By Jim Davis on March 10, 2010
Brendan Desjardins, who is backstopping the Arkansas Razorbacks at this week’s D3 National Tournament, is the antithesis of Clemson’s Dave Werner, Catholic’s Kevin Pecca, Kennesaw State ’s Jerry Holden and the other Top Guns of the South. While they try to bury the puck in the net, Desjardins does everything in his power to keep it out.
He’s doing a very good job of it, too. During the regular season he was No. 1 in goals against average (2.33) among D3 goalies with at least 1,000 minutes of playing time and fifth in wins (14, many of them against D2 teams). And he has five shutouts this season.
Even in the Razorback’s 7-1 loss to Colorado today Desjardins played well. Two of the goals against came on power plays and two caromed off players into the net. “Our goaltender stood on his head,” said Arkansas coach Rick Desjardins, who also is Brendan’s dad. “We had 20 shots on us in the first period and only trailed 1-0.”
Brendan’s strong play this season came after a shaky start for the Arkansas junior, who is on the Dean’s List. It had been two years since he last played organized hockey, with a junior team in Dallas.
“He was a bit rusty,” says Rick, a goaltender himself in the past. “Four of our five losses were in December or earlier.
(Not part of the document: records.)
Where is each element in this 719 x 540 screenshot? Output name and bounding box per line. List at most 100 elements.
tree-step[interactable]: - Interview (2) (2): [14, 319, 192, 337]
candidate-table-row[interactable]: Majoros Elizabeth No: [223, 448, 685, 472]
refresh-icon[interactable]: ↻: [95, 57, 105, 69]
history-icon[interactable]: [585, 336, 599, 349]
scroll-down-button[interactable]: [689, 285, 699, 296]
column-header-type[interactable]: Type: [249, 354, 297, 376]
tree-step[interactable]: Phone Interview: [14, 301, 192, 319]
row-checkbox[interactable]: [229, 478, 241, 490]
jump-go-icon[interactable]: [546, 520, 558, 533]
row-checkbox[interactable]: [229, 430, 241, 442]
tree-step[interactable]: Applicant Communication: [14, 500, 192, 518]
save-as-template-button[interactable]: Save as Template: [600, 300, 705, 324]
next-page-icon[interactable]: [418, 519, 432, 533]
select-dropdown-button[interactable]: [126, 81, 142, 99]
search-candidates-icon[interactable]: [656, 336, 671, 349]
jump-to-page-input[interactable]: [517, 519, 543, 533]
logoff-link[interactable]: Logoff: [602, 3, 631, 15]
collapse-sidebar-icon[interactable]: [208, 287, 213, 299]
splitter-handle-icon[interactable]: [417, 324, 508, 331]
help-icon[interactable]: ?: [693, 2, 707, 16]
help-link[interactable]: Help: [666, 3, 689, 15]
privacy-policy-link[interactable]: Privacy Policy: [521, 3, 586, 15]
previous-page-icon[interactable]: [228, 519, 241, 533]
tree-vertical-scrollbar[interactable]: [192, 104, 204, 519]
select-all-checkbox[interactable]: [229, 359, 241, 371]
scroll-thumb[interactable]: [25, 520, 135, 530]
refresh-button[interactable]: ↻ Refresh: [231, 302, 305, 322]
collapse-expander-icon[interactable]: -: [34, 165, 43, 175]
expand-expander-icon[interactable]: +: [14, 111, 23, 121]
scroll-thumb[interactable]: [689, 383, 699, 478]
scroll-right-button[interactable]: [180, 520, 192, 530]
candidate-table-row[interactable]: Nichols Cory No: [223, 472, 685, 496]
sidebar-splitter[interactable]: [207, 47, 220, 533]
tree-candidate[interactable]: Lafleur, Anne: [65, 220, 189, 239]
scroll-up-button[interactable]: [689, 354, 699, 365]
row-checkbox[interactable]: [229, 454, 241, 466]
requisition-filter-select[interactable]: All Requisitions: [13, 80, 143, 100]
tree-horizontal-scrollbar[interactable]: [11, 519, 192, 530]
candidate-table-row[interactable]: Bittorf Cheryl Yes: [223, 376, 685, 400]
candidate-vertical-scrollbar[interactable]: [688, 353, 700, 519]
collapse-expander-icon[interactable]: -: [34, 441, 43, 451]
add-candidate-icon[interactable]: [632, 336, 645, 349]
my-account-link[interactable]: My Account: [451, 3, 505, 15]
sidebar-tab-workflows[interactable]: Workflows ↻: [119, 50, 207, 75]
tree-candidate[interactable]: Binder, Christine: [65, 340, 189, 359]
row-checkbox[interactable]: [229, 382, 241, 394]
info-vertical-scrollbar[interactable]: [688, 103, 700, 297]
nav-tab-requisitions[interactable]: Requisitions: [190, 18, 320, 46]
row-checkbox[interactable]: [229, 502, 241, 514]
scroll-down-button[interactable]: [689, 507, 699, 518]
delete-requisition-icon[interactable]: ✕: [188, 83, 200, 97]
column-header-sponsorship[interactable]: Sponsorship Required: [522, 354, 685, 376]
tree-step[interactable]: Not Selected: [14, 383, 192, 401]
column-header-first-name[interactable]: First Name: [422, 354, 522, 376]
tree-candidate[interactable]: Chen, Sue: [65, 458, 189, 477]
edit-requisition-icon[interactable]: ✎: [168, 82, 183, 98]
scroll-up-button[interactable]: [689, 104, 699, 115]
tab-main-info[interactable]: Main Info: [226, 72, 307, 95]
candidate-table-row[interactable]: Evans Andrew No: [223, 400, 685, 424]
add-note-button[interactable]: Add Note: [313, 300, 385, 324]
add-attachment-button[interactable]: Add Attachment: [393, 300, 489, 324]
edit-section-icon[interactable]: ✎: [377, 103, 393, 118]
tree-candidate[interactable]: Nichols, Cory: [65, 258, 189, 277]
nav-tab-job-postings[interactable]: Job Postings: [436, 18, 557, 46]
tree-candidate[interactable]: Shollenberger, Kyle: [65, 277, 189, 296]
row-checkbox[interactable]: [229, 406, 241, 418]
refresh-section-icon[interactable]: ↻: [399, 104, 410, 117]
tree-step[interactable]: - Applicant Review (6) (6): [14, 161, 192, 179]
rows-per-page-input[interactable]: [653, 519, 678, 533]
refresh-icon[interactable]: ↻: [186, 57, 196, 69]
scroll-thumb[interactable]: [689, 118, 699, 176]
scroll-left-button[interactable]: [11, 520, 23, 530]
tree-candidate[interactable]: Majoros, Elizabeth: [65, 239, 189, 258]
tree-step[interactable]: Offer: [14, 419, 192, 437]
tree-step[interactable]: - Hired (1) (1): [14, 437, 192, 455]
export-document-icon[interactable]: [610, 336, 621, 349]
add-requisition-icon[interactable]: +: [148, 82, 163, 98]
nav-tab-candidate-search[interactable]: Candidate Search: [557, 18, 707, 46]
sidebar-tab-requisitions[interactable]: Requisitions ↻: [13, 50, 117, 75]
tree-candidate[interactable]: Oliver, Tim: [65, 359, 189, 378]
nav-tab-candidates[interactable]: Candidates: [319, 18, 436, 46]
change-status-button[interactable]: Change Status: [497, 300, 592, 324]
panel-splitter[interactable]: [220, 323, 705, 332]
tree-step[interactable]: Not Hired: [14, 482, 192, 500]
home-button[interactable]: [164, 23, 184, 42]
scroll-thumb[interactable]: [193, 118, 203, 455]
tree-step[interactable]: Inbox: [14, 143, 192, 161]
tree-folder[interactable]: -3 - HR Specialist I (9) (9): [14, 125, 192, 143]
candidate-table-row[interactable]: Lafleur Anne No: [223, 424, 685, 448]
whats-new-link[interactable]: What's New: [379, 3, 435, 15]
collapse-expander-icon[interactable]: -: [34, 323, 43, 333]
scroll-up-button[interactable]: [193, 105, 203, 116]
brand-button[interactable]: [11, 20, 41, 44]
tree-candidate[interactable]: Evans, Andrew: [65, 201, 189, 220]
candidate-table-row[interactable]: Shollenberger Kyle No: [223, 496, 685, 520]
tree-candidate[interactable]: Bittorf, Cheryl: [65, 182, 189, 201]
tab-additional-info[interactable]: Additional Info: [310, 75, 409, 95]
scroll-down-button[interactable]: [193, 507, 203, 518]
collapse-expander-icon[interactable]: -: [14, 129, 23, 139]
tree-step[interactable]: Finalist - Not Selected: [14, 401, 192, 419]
If he played then the way he did later, we would’ve probably won those games . . . The goals he gave up in our last four games [prior to nationals] were all good goals, and three of the four were on the power play.”
An aggressive goaltender who challenges shooters, Brendan is also a classic butterfly netminder. At 6-1 he gives the shooter very little net to shoot at. “He has excellent fundamentals,” says Rick, referring to Brendan’s ability to square up to the shooter, cut down angles and control rebounds.
“A lot of goalies are good athletes, or do one thing or another well. He is a balanced goalie; no weaknesses. He’s very difficult to score against on penalty shots or breakaways.”
Rick says Brendan works with a handful of young goalies in the Dallas area and is an instructor at hockey schools and camps, which helps him identify areas in his own game to work on.
On Dec. 12, Brendan proved he was all the way back from his hiatus from the rink when the Razorbacks faced Missouri State ’s top D2 team on the road. Arkansas won 4-3 and Brendan stopped 44 of 47 shots. “There were 1,500 people in the stands and he was the best player on the ice,” says dad.
“It’s nice to be going into nationals now. He’s on top of his game, and that’s good for our team.”